Siamo entrati nel centenario della Marcia su Roma – 28/30 ottobre 1922 – che segna la nascita del governo fascista trasformatosi poi in dittatura per circa un ventennio e spazzato via dalla forze angloamericane alla fine della Seconda Guerra Mondiale.

Per capire un fenomeno di così vaste proporzione gli editori e le librerie italiane si sono da tempo
attrezzate, ma anziché segnalare i soliti testi – come la monumentale opera di Renzo De Felice scritta tra gli anni Sessanta e Ottanta e di recente ristampata – è meglio concentrarsi su sette nuovi libri, tra loro molto diversi, che inquadrano i vari aspetti di un periodo storico ancor oggi determinante per i destini dell’Italia, dell’Europa, del Mondo.

Si può iniziare a leggere il più semplice, un volume che andrebbe adottato a scuola per l’afflato morale che lo ispira: Mussolini il capobanda (Mondadori) del giornalista di Aldo Cazzullo racconta, senza mezzi termini, in maniera lineare, appassionata, persino godibile (letterariamente parlando) i motivi per cui gli italiani dovrebbero rigettare in toto il fascismo mussoliniano.

Entrando invece sul terreno delle analisi storiche, due saggi dell’editore Chiarelettere approfondiscono l’ascesa del fascismo prima, durante e appena dopo il 1922: da un lato Nero di Londra di Mario José Cereghino e Giovanni Fasanella dimostra come dalla disfatta di Caporetto alla trionfale marcia su Roma, l’intellighenzia militare inglese crea di fatto il Mussolini fascista. Dall’altro lato Benito Mussolini. Me ne frego a cura di David Bidussa presenta, chiosati,discorsi e articoli del futuro Duce tra il 1904 e il 1927 nel passaggio cruciale dal socialismo all’interventismo, dal nazionalismo al fascismo vero e proprio, esaminando un linguaggio verbale che purtroppo ancora oggi segna molti politici.
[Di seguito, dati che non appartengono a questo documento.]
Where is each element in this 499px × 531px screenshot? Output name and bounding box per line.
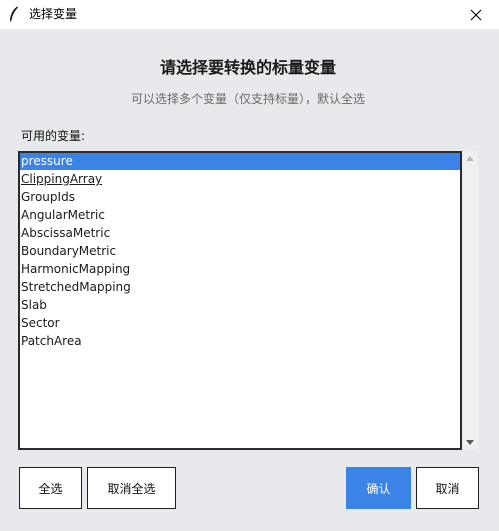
list-item-harmonicmapping[interactable]: HarmonicMapping [20, 261, 460, 278]
list-item-boundarymetric[interactable]: BoundaryMetric [20, 243, 460, 260]
dialog-subheading: 可以选择多个变量（仅支持标量），默认全选 [130, 92, 365, 106]
list-item-sector[interactable]: Sector [20, 315, 460, 332]
list-item-slab[interactable]: Slab [20, 297, 460, 314]
variables-list-label: 可用的变量: [21, 129, 86, 143]
title-bar: 选择变量 [0, 0, 499, 29]
dialog-heading: 请选择要转换的标量变量 [159, 58, 336, 77]
list-item-clippingarray[interactable]: ClippingArray [20, 171, 460, 188]
list-item-groupids[interactable]: GroupIds [20, 189, 460, 206]
close-button[interactable] [453, 0, 499, 29]
cancel-button[interactable]: 取消 [416, 467, 479, 509]
variables-listbox[interactable]: pressure ClippingArray GroupIds AngularM… [18, 151, 462, 450]
select-all-button[interactable]: 全选 [19, 467, 82, 509]
window-title: 选择变量 [29, 7, 78, 21]
list-item-stretchedmapping[interactable]: StretchedMapping [20, 279, 460, 296]
close-icon [470, 9, 482, 20]
list-item-patcharea[interactable]: PatchArea [20, 333, 460, 350]
list-item-angularmetric[interactable]: AngularMetric [20, 207, 460, 224]
scroll-down-arrow-icon[interactable] [466, 440, 474, 445]
list-item-abscissametric[interactable]: AbscissaMetric [20, 225, 460, 242]
deselect-all-button[interactable]: 取消全选 [87, 467, 176, 509]
list-item-pressure[interactable]: pressure [20, 153, 460, 170]
list-scrollbar[interactable] [463, 151, 478, 450]
scroll-up-arrow-icon[interactable] [466, 156, 474, 161]
confirm-button[interactable]: 确认 [346, 467, 411, 509]
feather-icon [10, 6, 18, 22]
A questo punto si può allargare il discorso coinvolgendo un libricino, Sul nazionalismo, del grande romanziere George Orwell (1984 e La fattoria degli animali), giacché, nel 1945, guerra finita, egli spiega la tendenza “a identificare se stessi in una singola nazione o in un’unità di altro tipo, collocandola aldilà del bene e del male e non riconoscendo altro dovere che la promozione dei suoi interessi”.

Il nazionalismo estremista di un Adolf Hitler ha riflessi parossistici se si pensoa a un libro come La propaganda nell’abisso (Lindau) di Giovanni Mari, il quale studia gli otto numeri del giornale «Der Panzerbär» gestito da Joseph Goebbels nel bunker nazista dal 22 al 29 aprile 1945, con i russi alla periferia di Berlino! conquistata il 9 maggio seguente.
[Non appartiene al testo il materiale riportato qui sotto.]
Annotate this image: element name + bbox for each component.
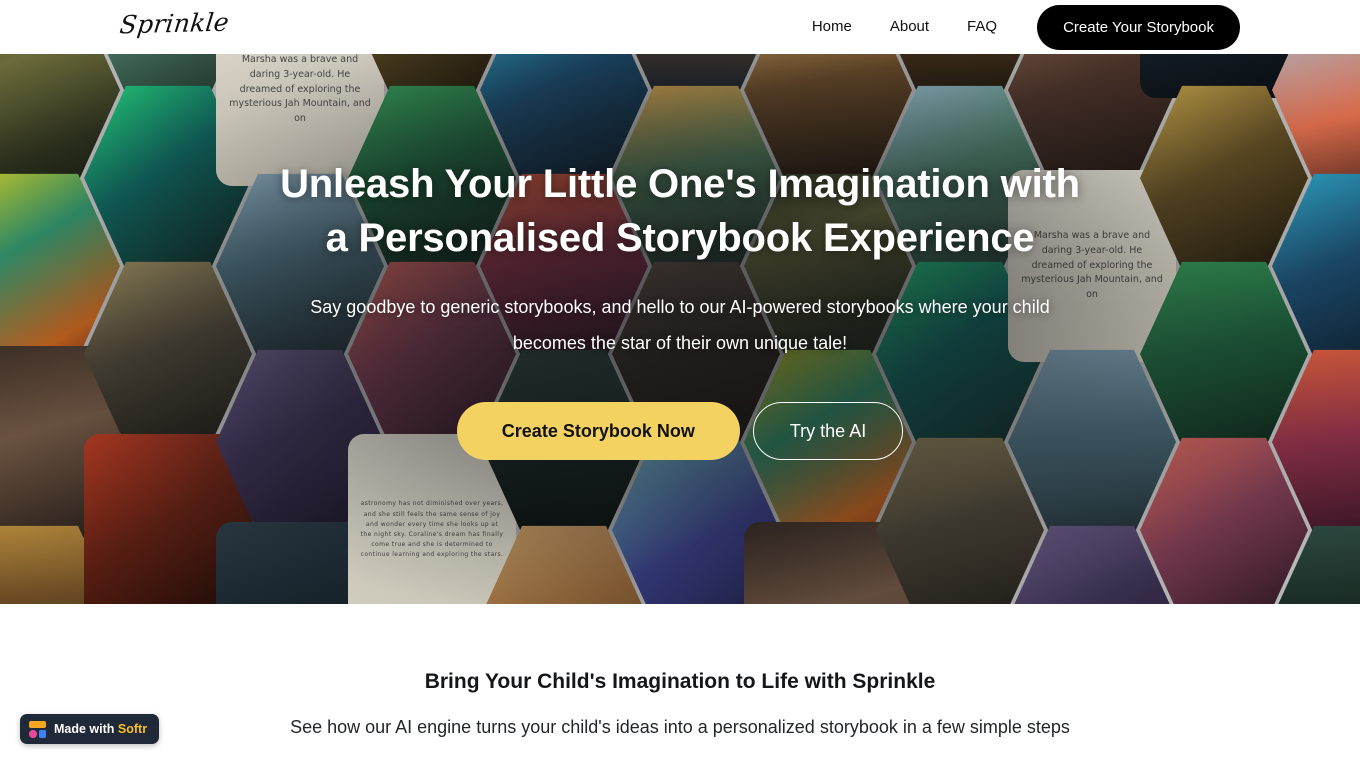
badge-prefix: Made with: [54, 722, 118, 736]
softr-logo-icon: [29, 720, 46, 738]
nav-item-home[interactable]: Home: [793, 0, 871, 54]
made-with-softr-label: Made with Softr: [54, 722, 147, 736]
section-subtitle: See how our AI engine turns your child's…: [290, 717, 1070, 737]
badge-brand: Softr: [117, 722, 148, 736]
nav-item-about[interactable]: About: [871, 0, 948, 54]
brand-logo[interactable]: Sprinkle: [118, 8, 230, 40]
section-title: Bring Your Child's Imagination to Life w…: [424, 670, 936, 693]
nav-item-faq[interactable]: FAQ: [948, 0, 1016, 54]
main-navigation: Home About FAQ Create Your Storybook: [793, 0, 1240, 54]
softr-logo-square: [38, 730, 46, 738]
hero-content: Unleash Your Little One's Imagination wi…: [0, 54, 1360, 604]
made-with-softr-badge[interactable]: Made with Softr: [20, 714, 160, 744]
hero-subtitle: Say goodbye to generic storybooks, and h…: [310, 297, 1050, 353]
how-it-works-section: Bring Your Child's Imagination to Life w…: [0, 604, 1360, 764]
softr-logo-bar: [29, 720, 46, 728]
hero-title: Unleash Your Little One's Imagination wi…: [280, 162, 1080, 260]
header-create-storybook-button[interactable]: Create Your Storybook: [1037, 4, 1240, 50]
create-storybook-now-button[interactable]: Create Storybook Now: [456, 402, 740, 460]
hero-section: Marsha was a brave and daring 3-year-old…: [0, 54, 1360, 604]
hero-cta-group: Create Storybook Now Try the AI: [456, 402, 904, 460]
site-header: Sprinkle Home About FAQ Create Your Stor…: [0, 0, 1360, 54]
softr-logo-dot: [29, 730, 37, 738]
try-the-ai-button[interactable]: Try the AI: [752, 402, 904, 460]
Per concludere anche la lettura di un testo apparentemente innocuo quale Ricette di guerra (Fefè Editore) di Amalia De Sanctis, che raccoglie gli appunti della nonna a guisa di ipotetico manuale di cucina in tempo di guerra, di restrizioni e di autarchia, lascia intuire le difficoltà a procurarsi i generi alimentari di prima necessità da parte delle persone coinvolte loro malgrado in un conflitto sanguinoso. Anche solo con la lettura di uno di questi sei titoli è possibile riflettere su quel bene prezioso chiamato democrazia, che nessun fascismo, a cent’anni dalla Marcia su Roma, potrà mai garantire o preservare.